How AI Agents Run in TEE

TEE computing provides Anda with a hardware-level secure isolated computing environment and identity proof.

Currently, the Anda framework supports AWS Nitro enclave through IC-TEE, and will support Intel SGX, NVIDIA's TEE GPU, etc., in the future. Only by running in TEE can we trust and verify that Anda is still Anda, that it has not been tampered with, and that its computing state (such as keys) is in a secure environment and cannot be stolen. For example, I can make the current AndaICP enclave image public, and anyone can run it, but no one can steal the keys inside. However, even if multiple instances are running simultaneously, there will only be one AndaICP, so there is no need to run multiple instances.

An interesting feature here is that with the support of ICP and TEE technologies, I can make a program image containing confidential information public for others to run together, without worrying about the leakage of confidential information, which was impossible to achieve before. Since we can run AI Agents in TEE, we can also run other programs, such as border gateways or TEE-based decentralized exchanges.

In the technical documentation of the anda project, there is a sequence diagram showing the startup process of Anda in TEE, which we will not detail here.

https://github.com/ldclabs/anda/blob/main/docs/architecture.md

The Development Roadmap of Anda

Finally, let's introduce the development roadmap of Anda:

  • Supports non-TEE environments, suitable for Web2 use cases.
  • Anda website and documentation.
  • Integrate more blockchains (SOL, ETH, BTC, DOGE, etc.) to enable AI Agents for more real-world applications.
  • Launch developer grant program and ecosystem fund.
  • Anda AI Agents cloud service (AI agents Network).

Although the Anda framework was born from Web3, it can also adapt to Web2 usage scenarios, and we will support non-TEE environments. However, we can retain the identity and key derivation mechanisms of ICP, hoping to use this opportunity to bring ICP into Web2 scenarios.

We will develop an Anda website to provide more documentation and tutorials, making it easier for users to understand Anda and for developers to better use the Anda framework.

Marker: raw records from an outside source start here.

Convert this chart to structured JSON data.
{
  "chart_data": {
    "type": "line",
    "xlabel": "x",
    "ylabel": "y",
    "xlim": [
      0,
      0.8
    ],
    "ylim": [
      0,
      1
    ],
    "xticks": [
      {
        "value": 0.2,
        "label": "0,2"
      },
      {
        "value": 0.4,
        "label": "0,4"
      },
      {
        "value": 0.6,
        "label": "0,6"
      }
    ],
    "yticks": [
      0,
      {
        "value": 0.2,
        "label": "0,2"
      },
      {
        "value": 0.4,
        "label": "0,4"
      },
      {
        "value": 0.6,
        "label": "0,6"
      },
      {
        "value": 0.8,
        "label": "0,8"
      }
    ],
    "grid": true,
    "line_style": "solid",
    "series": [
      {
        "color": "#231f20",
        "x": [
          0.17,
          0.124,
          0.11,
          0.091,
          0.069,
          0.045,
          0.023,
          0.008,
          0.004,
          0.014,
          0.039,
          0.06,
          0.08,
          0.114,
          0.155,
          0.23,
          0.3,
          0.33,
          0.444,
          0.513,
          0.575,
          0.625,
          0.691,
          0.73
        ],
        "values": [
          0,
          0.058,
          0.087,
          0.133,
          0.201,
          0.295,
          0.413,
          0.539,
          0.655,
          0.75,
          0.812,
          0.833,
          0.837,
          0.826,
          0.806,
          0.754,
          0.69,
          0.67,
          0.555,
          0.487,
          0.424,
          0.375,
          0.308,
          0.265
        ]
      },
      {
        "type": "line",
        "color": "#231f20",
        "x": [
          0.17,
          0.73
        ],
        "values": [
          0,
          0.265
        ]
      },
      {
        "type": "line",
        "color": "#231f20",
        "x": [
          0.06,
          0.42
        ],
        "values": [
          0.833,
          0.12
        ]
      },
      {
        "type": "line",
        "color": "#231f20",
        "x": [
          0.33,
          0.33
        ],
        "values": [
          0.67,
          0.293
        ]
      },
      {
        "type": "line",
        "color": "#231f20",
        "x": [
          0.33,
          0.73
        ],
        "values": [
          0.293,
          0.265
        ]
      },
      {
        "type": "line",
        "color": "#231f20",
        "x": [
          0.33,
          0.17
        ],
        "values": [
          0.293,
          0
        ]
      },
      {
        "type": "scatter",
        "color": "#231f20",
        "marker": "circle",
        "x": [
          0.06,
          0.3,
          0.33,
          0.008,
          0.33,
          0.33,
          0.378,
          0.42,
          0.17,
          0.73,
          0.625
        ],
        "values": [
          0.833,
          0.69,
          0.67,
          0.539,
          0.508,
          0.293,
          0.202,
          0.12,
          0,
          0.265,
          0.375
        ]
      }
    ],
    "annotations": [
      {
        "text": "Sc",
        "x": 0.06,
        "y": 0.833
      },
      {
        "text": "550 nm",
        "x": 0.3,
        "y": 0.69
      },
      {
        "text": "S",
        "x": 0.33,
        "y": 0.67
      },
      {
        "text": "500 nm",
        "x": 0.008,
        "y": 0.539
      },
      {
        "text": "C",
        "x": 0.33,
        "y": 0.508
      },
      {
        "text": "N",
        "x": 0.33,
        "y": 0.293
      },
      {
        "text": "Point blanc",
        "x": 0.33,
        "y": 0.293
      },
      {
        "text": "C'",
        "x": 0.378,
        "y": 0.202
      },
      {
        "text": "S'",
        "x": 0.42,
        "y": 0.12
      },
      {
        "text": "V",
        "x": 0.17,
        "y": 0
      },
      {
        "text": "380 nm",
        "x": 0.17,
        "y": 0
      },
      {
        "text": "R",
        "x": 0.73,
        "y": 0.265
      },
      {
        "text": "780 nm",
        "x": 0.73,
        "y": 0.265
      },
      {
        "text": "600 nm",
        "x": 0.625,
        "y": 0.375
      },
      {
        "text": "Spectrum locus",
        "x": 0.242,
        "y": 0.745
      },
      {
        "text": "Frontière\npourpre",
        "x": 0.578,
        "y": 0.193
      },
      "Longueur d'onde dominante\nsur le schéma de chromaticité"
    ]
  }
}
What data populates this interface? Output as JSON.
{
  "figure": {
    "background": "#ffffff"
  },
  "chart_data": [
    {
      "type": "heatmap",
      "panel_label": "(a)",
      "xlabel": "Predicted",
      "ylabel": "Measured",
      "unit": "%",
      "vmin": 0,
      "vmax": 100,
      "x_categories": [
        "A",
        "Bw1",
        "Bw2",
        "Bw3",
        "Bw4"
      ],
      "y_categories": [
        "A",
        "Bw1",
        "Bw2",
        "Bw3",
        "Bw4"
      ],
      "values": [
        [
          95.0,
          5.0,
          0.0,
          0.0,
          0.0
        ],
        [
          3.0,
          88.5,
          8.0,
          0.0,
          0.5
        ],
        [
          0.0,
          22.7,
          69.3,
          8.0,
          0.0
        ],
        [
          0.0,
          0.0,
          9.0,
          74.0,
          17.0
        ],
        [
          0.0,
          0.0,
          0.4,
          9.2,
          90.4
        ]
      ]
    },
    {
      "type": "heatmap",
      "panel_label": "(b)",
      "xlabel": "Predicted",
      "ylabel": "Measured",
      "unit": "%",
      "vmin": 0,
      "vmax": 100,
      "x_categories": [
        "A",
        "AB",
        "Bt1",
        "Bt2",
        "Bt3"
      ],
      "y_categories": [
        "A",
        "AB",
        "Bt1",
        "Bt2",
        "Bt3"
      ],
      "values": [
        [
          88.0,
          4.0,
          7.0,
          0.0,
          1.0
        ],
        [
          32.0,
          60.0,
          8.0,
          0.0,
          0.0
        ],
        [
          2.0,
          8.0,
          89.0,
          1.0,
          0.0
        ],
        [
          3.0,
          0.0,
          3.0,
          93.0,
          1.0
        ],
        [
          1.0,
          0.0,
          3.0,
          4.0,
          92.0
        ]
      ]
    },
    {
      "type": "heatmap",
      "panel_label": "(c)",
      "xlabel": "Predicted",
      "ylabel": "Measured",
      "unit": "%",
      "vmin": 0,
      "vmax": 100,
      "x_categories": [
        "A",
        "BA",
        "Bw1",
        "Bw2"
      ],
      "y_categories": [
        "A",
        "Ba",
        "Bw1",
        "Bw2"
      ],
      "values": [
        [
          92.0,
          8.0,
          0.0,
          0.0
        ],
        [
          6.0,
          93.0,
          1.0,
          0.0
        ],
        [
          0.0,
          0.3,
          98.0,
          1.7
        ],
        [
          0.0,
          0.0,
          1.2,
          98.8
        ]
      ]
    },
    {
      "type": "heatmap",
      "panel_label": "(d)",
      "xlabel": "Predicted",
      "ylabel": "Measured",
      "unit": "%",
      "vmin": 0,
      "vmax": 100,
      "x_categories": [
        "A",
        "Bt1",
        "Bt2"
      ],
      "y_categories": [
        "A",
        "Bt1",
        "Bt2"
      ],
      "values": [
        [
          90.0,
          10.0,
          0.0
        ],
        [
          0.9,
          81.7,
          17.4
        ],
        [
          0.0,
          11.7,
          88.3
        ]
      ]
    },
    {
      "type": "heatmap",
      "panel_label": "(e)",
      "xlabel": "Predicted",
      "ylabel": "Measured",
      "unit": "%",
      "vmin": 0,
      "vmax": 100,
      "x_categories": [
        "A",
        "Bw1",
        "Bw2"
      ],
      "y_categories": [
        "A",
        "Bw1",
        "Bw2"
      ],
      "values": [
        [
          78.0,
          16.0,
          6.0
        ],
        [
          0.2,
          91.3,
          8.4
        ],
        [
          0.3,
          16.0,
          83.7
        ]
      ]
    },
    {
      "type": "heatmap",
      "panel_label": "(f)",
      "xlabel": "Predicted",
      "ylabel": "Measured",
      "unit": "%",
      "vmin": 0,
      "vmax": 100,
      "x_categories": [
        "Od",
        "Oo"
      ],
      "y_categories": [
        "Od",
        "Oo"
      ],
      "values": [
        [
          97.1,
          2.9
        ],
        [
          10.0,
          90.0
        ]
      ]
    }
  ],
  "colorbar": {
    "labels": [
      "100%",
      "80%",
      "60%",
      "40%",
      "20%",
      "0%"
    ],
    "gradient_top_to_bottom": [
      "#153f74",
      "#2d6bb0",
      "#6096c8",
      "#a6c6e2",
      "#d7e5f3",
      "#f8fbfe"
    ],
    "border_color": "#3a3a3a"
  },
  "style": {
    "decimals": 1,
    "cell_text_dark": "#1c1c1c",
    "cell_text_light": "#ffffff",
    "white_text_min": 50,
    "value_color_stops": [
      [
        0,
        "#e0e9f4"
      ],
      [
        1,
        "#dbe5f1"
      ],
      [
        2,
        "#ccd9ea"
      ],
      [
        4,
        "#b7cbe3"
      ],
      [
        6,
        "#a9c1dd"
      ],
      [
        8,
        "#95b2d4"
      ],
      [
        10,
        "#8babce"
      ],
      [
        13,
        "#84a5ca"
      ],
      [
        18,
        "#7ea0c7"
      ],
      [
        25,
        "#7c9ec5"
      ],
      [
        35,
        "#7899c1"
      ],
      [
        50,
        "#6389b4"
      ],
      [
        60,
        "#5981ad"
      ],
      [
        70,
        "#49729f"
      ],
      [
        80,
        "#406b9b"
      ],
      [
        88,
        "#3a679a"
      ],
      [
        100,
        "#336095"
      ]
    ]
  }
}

We will also integrate more blockchains, such as SOL, ETH, BTC, DOGE, etc., and develop more AI Agents based on real-world application scenarios.

We will launch a developer grant program and an ecosystem fund, hoping to attract more developers to join the Anda ecosystem.

Finally, we will develop Anda AI Agents cloud services and gradually evolve them into an intelligent agent network.